A key aspect in the fight against cardiovascular disease is to increase our knowledge of the pathophysiological processes which occur in this complex disease. The so-called “omic” sciences have enabled investigators to obtain a much broader knowledge of the molecular/cellular/functional changes that occur in this disease. Among these sciences, metabolomics is the one dedicated to identifying and quantifying small molecules which reflect the status of an organism at any given time. This means that metabolomics provides an instantaneous image of the metabolic footprint of an organism, capturing the complexity of the metabolic networks. These images may be used potentially as diagnostic and/or prognostic tools to identify systemic or cardiac metabolic disorders, which occur during the development and worsening of the cardiovascular disease, and may help to guide the type and the start time of specific therapies or interventions.1 In fact, metabolomics and its derivative, lipidomics, which is dedicated to the study of cellular lipids using a metabolomic approach, are among the most recent strategies in the search for new biomarkers.2

In this issue of Clínica e Investigación en Arteriosclerosis [Clinical practice and Research in Arteriosclerosis], a study is presented which evaluates the impact of obesity on cardiac lipomas and its consequences on myocardial damage.3 The presence of obesity is closely related to numerous alterations which impact negatively on the myocardium. In fact, the expansion of adipose tissue in obese individuals releases elevated quantities of free fatty acids, hormones, proinflammatory cytokines and other factors which may affect the myocardium. The increase in circulating fatty acids makes their uptake by different organs, including the heart, easier. These are converted into complex lipids, such as ceramides and diacylglycerol, which are derived from these fatty acids, while the accumulation of triglycerides is considered relatively inert and may even end up being protective by preventing the formation of more harmful lipids.4 This ectopic lipid accumulation in the heart and other tissues causes cellular metabolic alterations, called lipotoxicity. The authors of this study subjected rats to a high-fat diet for six weeks in order to subsequently analyse the presence of fibrosis and cardiac lipomas, as well as other parameters.

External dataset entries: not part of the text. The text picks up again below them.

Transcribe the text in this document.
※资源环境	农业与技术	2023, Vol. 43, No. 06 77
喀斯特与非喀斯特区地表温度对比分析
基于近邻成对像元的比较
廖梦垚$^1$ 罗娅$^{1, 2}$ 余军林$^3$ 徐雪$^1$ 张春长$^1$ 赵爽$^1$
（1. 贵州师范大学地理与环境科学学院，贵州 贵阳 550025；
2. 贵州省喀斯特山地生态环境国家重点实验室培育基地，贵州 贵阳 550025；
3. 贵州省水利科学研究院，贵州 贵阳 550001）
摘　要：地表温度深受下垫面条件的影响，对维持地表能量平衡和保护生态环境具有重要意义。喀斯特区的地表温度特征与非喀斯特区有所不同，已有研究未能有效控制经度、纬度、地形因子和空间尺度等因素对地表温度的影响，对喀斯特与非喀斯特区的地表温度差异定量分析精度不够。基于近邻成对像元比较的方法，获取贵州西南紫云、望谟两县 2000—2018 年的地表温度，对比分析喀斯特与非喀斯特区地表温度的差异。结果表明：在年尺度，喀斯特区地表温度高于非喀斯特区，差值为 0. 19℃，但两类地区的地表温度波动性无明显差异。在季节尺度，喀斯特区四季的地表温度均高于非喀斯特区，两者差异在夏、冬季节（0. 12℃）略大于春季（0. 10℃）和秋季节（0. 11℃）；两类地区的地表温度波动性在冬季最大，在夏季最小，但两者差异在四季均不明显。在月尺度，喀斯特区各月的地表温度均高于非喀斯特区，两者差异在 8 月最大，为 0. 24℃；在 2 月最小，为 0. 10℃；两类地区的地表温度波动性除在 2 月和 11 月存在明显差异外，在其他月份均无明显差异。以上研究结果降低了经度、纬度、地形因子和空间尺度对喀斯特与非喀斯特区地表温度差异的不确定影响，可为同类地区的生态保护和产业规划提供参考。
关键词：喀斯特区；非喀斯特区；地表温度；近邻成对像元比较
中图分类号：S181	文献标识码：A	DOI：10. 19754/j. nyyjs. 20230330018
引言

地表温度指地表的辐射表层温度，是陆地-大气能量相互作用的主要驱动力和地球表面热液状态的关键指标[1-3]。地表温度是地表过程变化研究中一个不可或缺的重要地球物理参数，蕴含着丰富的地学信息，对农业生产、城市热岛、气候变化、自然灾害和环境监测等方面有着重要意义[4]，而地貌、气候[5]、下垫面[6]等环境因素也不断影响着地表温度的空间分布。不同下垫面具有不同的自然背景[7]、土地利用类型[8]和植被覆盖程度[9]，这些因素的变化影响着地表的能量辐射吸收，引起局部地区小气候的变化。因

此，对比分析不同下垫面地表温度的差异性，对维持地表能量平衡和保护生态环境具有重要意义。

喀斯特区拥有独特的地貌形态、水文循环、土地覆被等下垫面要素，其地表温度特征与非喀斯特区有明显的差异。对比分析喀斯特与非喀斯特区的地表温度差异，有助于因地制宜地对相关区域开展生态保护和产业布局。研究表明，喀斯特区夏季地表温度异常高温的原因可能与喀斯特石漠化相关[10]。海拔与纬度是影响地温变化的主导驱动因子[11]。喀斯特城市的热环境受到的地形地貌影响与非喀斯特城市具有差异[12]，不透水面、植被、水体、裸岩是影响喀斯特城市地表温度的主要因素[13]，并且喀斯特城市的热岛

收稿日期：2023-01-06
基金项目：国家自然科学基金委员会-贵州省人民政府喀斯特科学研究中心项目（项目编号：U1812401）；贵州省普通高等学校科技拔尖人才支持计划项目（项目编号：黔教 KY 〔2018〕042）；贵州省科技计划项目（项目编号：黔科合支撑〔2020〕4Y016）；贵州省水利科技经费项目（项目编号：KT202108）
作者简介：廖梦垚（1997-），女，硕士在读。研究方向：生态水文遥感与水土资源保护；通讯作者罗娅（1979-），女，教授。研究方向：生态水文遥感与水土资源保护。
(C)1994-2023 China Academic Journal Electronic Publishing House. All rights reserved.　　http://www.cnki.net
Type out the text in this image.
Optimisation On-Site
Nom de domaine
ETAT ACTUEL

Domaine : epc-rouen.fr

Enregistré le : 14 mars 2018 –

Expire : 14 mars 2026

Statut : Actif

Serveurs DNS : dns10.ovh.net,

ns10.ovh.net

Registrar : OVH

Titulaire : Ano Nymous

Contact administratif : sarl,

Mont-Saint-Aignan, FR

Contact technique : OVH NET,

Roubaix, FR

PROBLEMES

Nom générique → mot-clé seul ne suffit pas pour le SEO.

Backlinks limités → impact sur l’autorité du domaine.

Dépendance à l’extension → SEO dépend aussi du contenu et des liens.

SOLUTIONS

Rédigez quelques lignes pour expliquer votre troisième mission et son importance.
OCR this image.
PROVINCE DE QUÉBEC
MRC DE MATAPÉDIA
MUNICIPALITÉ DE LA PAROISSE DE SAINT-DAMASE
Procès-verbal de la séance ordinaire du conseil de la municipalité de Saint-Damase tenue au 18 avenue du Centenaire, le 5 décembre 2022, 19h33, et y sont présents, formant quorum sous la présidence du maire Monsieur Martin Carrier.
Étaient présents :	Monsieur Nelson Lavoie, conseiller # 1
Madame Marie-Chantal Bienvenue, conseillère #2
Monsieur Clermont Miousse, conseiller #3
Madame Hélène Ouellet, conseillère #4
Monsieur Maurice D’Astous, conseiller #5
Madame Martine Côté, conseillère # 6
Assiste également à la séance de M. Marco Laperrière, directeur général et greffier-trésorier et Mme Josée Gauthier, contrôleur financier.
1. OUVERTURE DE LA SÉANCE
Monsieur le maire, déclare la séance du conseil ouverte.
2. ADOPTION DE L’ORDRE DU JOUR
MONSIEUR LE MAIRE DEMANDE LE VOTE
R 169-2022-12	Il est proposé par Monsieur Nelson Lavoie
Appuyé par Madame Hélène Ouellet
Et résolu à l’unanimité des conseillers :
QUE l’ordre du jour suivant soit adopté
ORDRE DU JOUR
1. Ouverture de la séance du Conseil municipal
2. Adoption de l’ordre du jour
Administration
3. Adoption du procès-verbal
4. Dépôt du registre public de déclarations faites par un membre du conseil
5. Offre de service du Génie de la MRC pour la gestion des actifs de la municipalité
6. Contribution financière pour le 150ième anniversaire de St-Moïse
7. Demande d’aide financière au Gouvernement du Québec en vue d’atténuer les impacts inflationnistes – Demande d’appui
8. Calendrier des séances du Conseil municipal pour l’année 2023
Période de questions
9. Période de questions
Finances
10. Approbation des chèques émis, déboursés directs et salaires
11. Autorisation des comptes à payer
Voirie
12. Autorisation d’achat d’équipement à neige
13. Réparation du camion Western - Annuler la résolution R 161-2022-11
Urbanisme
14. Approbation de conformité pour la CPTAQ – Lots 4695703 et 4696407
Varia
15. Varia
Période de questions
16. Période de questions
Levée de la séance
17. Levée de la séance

The main findings of the study by Marín-Royo et al. show that the total levels of cardiac diacylglycerols are independent predictors of cardiac fibrosis, while sphingomyelin levels are an independent predictor of glucose transporter GLUT4 levels. The increase in diacylglycerol plays a very important role in the development of conditions such as skeletal muscle and hepatic insulin resistance, and this new study relates it to the onset of cardiac fibrosis. This complex lipid is a second messenger which, according to its fatty acid composition, may activate various isoforms of the protein kinase C, which, ultimately, would be responsible for causing fibrosis in the myocardium. These results suggest that preventing an increase in this complex lipid or modifying its fatty acid composition in the heart could be useful in preventing cardiac fibrosis. The possibility of using cardiac levels of diacylglycerol as a biomarker for the presence of cardiac fibrosis is not feasible for obvious reasons. However, as the composition of diacylglycerol in plasma has been proposed as a biomarker for the onset of metabolic syndrome,5 it may be interesting to study whether the changes in plasma diacylglycerol composition following the consumption of a high-fat diet could be a predictor for the presence of cardiac fibrosis.

Furthermore, free fatty acids are the main energy substrate of the adult heart, although glucose or lactate can also be used as additional energy sources. However, in obese patients and states of insulin resistance, GLUT4 levels decrease while the fatty acid transporter CD36 is located preferentially at the sarcolemma, forcing the heart to depend almost exclusively on fatty acids as the only source of energy. The chronic maintenance of this loss of metabolic flexibility predisposes the onset of cardiomyopathies due to the generation of oxidative stress in the heart because of an excess substrate flow, among other reasons.6 The results of this study show that the total levels of sphingomyelins are a determiner of GLUT4 cardiac levels. This opens up a new avenue for the study of cardiac metabolic flexibility loss in obese patients and states of insulin resistance. Sphingomyelins are formed by a phosphocholine bound to a ceramide, and exposure to the fatty diet reduced its total cardiac levels, although the sphingomyelin levels which contained arachidonic acid were not modified. Although these results seem to be contradictory to the fact that the increase in sphingomyelin levels has been described as a factor which enhances cardiovascular risk,7 it is currently considered that more than the total content of a certain lipid (the lipids responsible for causing metabolic dysfunction) would be the specific lipid species accumulated in certain subcellular locations.8 Therefore, more studies are necessary to determine which changes in the composition of sphingomyelins, and in which cellular locations, are responsible for the metabolic alterations in the myocardium.

Ultimately, it is a very interesting study providing greater knowledge of the lipid changes in the myocardium, which can promote fibrosis and cardiac metabolic alterations that occur in obesity. Likewise, the results presented open up the possibility of conducting new studies allowing us to determine the lipid alterations that promote the development of cardiovascular disease in obesity, in order to achieve better and more effective interventions in the prevention and treatment of this condition.